Oleg Sobchuk, for example, wrote:
правильно! Все кто ходят в библиотеку – шпионы! Кому нужны думающие люди? быдломасса – достояние роССии
Wonderful! Everyone who goes into a library is a spy! Who needs thinking people, after all? A mass of sheep is Rasha’s great legacy.
How to interpret the rising number of cases involving Western scholars expelled from Russian archives? Remembering the many sanctions currently levied against Russia (not to mention Moscow’s retaliatory boycotts against the West), the pressure on academics seems to be a political shenanigan. While it may be more than a little laughable to label these individuals spies, there’s nothing funny about the damage done to scholars’ careers, when they’re barred from Russian archives.

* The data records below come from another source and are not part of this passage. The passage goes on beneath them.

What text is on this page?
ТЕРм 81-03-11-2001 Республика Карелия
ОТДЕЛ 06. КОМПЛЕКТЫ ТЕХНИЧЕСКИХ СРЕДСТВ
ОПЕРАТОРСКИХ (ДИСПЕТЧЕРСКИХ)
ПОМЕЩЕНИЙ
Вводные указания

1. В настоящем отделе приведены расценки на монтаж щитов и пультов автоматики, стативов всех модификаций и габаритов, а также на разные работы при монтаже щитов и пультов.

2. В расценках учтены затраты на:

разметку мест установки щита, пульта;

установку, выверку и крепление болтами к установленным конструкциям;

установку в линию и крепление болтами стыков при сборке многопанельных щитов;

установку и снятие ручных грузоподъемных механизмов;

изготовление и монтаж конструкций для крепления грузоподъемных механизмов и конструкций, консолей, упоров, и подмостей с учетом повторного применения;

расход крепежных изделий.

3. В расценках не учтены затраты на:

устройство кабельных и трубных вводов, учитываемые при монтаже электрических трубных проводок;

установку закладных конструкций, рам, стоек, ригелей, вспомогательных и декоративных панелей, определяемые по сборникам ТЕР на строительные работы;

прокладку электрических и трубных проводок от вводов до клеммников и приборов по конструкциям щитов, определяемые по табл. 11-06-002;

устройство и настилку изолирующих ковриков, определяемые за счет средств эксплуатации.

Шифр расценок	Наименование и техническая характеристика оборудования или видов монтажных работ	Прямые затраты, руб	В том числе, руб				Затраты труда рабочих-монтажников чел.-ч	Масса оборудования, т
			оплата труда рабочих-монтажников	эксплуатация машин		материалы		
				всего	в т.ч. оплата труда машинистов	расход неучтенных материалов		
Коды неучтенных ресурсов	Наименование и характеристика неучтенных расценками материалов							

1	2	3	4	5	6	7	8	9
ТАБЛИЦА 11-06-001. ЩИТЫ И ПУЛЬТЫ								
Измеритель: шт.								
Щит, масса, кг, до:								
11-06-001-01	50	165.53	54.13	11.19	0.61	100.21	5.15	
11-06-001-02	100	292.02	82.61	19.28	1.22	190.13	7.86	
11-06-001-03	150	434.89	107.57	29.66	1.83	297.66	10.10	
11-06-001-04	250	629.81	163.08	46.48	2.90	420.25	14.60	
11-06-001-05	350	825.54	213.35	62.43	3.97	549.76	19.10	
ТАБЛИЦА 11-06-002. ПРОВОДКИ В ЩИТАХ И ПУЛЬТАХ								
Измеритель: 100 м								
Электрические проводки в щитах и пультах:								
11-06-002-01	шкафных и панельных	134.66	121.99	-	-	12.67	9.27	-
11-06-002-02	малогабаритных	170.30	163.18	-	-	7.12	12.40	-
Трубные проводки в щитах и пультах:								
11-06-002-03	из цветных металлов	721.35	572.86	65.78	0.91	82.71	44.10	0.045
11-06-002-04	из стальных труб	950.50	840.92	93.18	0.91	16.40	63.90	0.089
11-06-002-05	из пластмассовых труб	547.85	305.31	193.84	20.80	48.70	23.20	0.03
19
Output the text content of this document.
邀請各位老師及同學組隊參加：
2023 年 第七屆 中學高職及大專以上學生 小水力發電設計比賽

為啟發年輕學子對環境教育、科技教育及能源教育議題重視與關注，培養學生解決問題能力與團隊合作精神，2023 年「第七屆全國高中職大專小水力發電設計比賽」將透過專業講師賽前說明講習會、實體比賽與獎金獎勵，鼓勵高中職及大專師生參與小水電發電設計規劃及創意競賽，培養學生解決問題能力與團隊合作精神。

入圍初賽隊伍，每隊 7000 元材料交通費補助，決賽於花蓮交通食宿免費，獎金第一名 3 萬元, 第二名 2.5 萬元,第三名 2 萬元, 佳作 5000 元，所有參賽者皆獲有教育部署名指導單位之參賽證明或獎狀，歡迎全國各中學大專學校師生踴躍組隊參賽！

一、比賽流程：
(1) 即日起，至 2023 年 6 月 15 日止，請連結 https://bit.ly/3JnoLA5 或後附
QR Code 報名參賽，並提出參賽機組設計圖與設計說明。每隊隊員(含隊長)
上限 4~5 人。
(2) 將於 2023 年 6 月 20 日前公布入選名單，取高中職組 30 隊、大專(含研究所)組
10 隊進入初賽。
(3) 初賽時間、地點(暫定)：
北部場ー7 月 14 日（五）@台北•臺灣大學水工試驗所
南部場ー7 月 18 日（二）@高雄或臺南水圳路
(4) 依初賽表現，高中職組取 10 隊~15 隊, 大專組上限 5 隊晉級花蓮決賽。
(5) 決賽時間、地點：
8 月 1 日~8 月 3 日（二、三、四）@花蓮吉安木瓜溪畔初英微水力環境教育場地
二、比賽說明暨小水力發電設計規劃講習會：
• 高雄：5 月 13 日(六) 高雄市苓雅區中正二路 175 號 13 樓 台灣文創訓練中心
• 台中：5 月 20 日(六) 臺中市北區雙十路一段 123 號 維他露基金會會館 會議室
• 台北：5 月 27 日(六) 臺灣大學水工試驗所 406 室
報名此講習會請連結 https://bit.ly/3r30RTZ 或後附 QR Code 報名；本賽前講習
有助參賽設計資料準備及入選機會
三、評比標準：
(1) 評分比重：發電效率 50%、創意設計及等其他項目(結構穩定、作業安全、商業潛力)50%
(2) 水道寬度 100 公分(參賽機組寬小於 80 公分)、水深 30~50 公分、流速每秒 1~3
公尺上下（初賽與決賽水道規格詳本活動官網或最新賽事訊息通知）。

Writing about the phenomenon, however, is also tricky business. Scholars in the West are reluctant to publicize their names, presumably for fear of getting themselves further blacklisted. (And then there are those who say the incidents are isolated, denying any trend or “chill.”) In Russia, meanwhile, the threat of Western graduate students huddled in dusty archives, reading about the October Revolution, doesn’t seem to disturb or excite many people.
With that recipe for silence, there’s little reason to expect much to change.